Czy pamiętacie Państwo, zwracam się do „ortodoksyjnych pisowców”, co wygadywaliście o prezydencie Dudzie, po tym, jak zawetował dwie ustawy sądowe? Nie będę przytaczał tych wszystkich pomówień i oszczerstw, bo się wstydzę, ale wciąż mam w uszach epitety „zdrajca narodu”, „agent”, „sługus”, „tchórz bojący się własnego cienia”, „filosemita” i tak dalej.
Na prezydencie Dudzie suchej nitki nie zostawili także wtenczas komentujący na moim blogu pisowscy „ultrasi”.
Przed godziną obejrzałem w telewizji wystąpienie Prezydenta RP wygłoszone na spotkaniu z mieszkańcami Żor, gdzie Andrzej Duda w nad wyraz ostry i zdecydowany sposób odniósł się do sporu z Izraelem i prowokacyjnych wypowiedzi polityków izraelskich oskarżających Polskę i Polaków o udział w holokauście.
Prezydent powiedział między innymi, cytuję:
„Nie było żadnego udziału Polski i Polaków w Holokauście, tylko systemowa i zorganizowana walka z nim. Nigdy nie zgodzę się na zakłamywanie prawdy historycznej.
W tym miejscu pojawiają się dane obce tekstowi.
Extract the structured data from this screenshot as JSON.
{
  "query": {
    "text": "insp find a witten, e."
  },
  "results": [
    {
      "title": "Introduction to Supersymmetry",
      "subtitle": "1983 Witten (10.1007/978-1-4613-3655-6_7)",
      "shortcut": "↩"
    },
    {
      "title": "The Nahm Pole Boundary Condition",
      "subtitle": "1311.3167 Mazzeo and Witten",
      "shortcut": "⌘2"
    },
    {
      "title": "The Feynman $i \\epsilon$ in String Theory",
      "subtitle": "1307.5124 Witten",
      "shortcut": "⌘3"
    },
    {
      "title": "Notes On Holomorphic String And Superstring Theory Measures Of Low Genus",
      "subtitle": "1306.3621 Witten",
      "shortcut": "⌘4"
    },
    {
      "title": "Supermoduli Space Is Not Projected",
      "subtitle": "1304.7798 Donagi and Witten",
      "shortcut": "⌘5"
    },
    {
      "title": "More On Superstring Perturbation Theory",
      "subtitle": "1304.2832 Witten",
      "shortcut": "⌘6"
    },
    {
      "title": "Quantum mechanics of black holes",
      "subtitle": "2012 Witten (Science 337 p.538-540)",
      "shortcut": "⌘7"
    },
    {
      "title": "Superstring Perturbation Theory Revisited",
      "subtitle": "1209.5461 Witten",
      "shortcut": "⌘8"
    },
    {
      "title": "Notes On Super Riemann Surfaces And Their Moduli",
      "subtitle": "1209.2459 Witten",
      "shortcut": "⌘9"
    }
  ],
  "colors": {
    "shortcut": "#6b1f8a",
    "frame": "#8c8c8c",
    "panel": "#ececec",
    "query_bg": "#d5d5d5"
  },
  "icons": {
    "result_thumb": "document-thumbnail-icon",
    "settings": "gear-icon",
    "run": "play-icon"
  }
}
- Dziś bardzo mocno jako prezydent RP pragnę powiedzieć jeszcze jedno. Nigdy nie zgodzę się, byśmy my jako naród, czy Polska jako państwo, byli oczerniani poprzez zakłamywanie prawdy historycznej i poprzez fałszywe oskarżenia. W ostatnich dniach pod adresem naszego kraju i naszego narodu padło ich stanowczo zbyt wiele, żeby można było przejść nad tym obojętnie.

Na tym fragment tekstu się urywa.